31 de out de 2009

As brincadeiras atuais


Vez e outra analiso minhas responsabilidades. Não tenho tempo "para perder tempo", como tinha até os treze anos, antes de começar a trabalhar. As vezes o coração aperta por causa da saudade. Mas crescer e ficar velho é inevitável.

Sempre desejei ser grande - como todo menino - para poder dirigir, trabalhar e... namorar. Esperei amadurecer o suficiente para me engajar na vida corrida e desde os treze anos conheço o estresse e o medo de trabalhar em cidade grande. Oh, saudades da infância...

No entanto, fui criança até os quinze anos. Na verdade, ainda sou criança. Procuro manter aquela que está entre as maiores virtudes da infância: a imaginação.

Não me conformo com as brincadeiras dos meninos atuais. É pipa (ou papagaio) que degola motociclistas e queima os olhos; jogos virtuais que não propiciam aventuras; jogos orientais, geralmente em forma de cartas, que levam à violência física; e desenhos idiotas que alienam. Enfim. Nada que force a imaginação ou crie desafios saudáveis.

A imaginação é a peça-chave para tornar a brincadeira mais divertida e útil na formação da criança.

Estar em contato com a natureza é muito bom para a formação mental e física da criança. No verde ela aprende a cuidar das vidas frágeis, sobre a importância do natural, desenvolve anticorpos e coloca em prática o que aprende na escola. Andar de bicicleta e sentir o ar úmido e limpo (não sou grande ecologista, mas muito sensível à poluição) é algo que não tem preço. Mais precioso fica se o fizer com a cabeça em Travis ou Rossi.

Mas nem estes e nem Schumacher são os maiores heróis dos meninos. O pai sempre é o maior.

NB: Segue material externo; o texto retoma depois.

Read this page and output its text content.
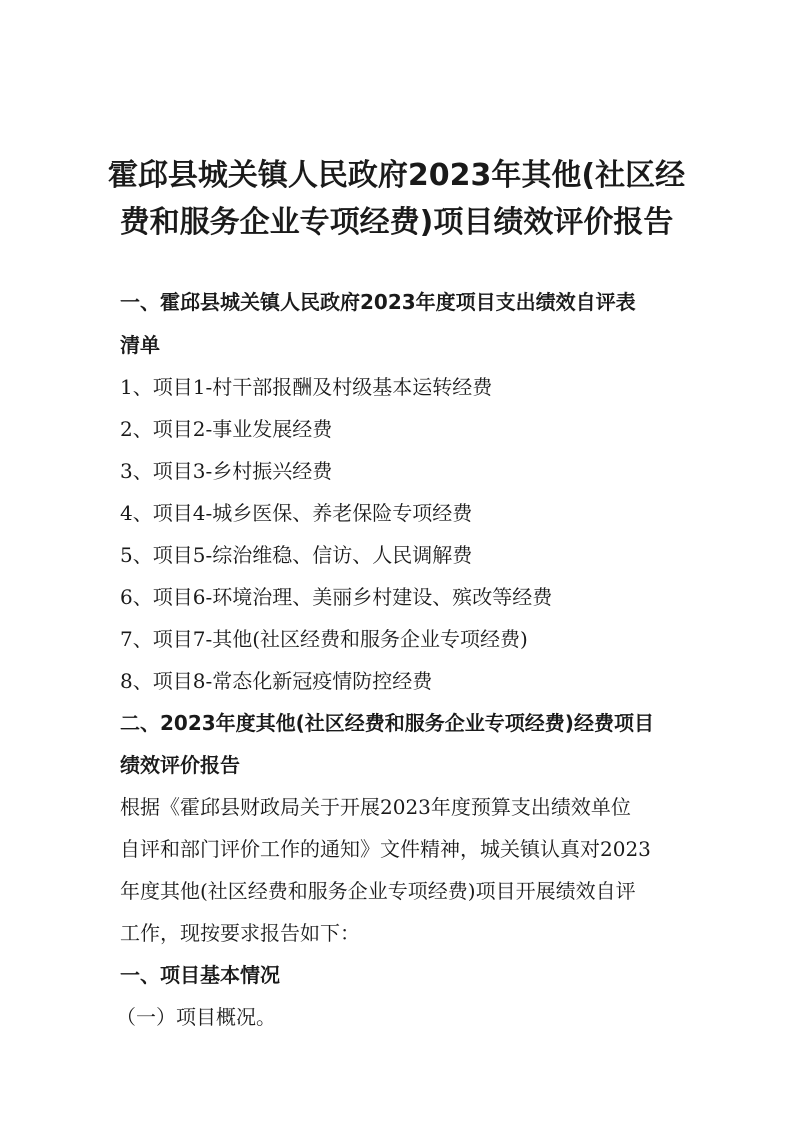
霍邱县城关镇人民政府2023年其他(社区经
费和服务企业专项经费)项目绩效评价报告
一、霍邱县城关镇人民政府2023年度项目支出绩效自评表
清单
1、项目1-村干部报酬及村级基本运转经费
2、项目2-事业发展经费
3、项目3-乡村振兴经费
4、项目4-城乡医保、养老保险专项经费
5、项目5-综治维稳、信访、人民调解费
6、项目6-环境治理、美丽乡村建设、殡改等经费
7、项目7-其他(社区经费和服务企业专项经费)
8、项目8-常态化新冠疫情防控经费
二、2023年度其他(社区经费和服务企业专项经费)经费项目
绩效评价报告
根据《霍邱县财政局关于开展2023年度预算支出绩效单位
自评和部门评价工作的通知》文件精神，城关镇认真对2023
年度其他(社区经费和服务企业专项经费)项目开展绩效自评
工作，现按要求报告如下：
一、项目基本情况
（一）项目概况。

Sempre brinquei de carrinho me baseando nas manobras que meu pai sabe fazer. Ele não é um piloto profissional, mas eu o considerava o melhor motorista do planeta. Ele me deu poucos brinquedos, mas sempre me ensinou a brincar como criança.

Pegava meus carrinhos de ferro, semelhantes aos da Hot Wheels, e construía uma cidade imaginária. Só havia os carrinhos e muitas pilhas, provindas de um carrinho de controle remoto do meu irmão. Toda a cidade ficava na minha cabeça. E brincava assim por horas.

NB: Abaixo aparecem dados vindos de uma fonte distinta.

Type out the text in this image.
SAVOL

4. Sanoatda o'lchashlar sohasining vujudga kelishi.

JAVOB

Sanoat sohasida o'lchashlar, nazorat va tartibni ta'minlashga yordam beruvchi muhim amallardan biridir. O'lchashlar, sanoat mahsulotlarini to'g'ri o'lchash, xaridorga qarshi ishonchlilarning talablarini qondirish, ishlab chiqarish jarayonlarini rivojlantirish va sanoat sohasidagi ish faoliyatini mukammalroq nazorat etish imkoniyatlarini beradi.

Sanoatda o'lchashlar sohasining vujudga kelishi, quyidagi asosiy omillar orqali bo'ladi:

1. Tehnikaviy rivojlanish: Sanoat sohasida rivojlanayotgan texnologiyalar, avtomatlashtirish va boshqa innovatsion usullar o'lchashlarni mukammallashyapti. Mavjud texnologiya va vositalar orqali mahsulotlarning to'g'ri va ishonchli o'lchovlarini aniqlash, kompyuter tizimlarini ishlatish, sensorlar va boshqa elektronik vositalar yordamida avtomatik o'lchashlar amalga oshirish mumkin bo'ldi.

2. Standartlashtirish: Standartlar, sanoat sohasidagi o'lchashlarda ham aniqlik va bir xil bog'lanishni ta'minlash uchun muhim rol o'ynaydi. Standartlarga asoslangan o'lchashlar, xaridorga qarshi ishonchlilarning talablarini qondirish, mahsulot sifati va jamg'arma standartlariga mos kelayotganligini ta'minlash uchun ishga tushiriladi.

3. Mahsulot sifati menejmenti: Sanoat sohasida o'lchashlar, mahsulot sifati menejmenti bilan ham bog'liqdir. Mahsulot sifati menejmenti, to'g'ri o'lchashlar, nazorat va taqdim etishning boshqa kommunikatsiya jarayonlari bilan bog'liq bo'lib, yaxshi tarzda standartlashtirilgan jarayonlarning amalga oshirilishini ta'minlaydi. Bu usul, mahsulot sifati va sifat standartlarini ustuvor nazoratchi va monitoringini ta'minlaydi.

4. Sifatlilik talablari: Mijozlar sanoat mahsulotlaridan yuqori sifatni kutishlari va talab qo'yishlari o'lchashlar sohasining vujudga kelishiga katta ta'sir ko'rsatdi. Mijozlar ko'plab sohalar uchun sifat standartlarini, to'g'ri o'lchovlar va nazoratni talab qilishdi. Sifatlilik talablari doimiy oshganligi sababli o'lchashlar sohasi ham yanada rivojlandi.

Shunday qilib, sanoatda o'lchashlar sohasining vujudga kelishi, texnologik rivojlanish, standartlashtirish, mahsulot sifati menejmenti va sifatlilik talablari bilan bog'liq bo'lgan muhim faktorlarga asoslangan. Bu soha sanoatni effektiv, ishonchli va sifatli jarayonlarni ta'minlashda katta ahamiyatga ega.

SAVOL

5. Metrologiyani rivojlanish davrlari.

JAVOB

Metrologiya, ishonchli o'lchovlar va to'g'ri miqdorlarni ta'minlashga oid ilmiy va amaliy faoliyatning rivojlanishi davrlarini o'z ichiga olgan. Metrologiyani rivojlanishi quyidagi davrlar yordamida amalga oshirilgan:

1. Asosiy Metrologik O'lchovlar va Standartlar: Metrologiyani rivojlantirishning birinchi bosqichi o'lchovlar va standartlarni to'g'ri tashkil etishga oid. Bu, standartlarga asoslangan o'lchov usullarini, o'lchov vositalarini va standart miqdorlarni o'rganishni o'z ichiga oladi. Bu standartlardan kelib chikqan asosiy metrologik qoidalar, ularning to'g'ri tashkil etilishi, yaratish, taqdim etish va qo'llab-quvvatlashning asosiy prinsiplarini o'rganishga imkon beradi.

Fui crescendo e conhecendo novos brinquedos. Com minha primeira Ferrari F50 a controle aprendi a fazer baliza. As pilhas usadas faziam o papel dos cones. E até fazia disputas com a família.

Gastava boa parte da mesada com pilhas alcalinas, que sempre foram mais caras, mas davam maior desempenho. E na busca por desempenho e emoção coloquei fita isolante, usada em fiação elétrica, nos pneus traseiros. Com elas podia dar belas derrapadas!

Cheguei à loucura de inserir mais duas pilhas naquele brinquedo. Liguei-as diretamente no motor para não sobrecarregar a placa eletrônica. A F50 virou um canhão!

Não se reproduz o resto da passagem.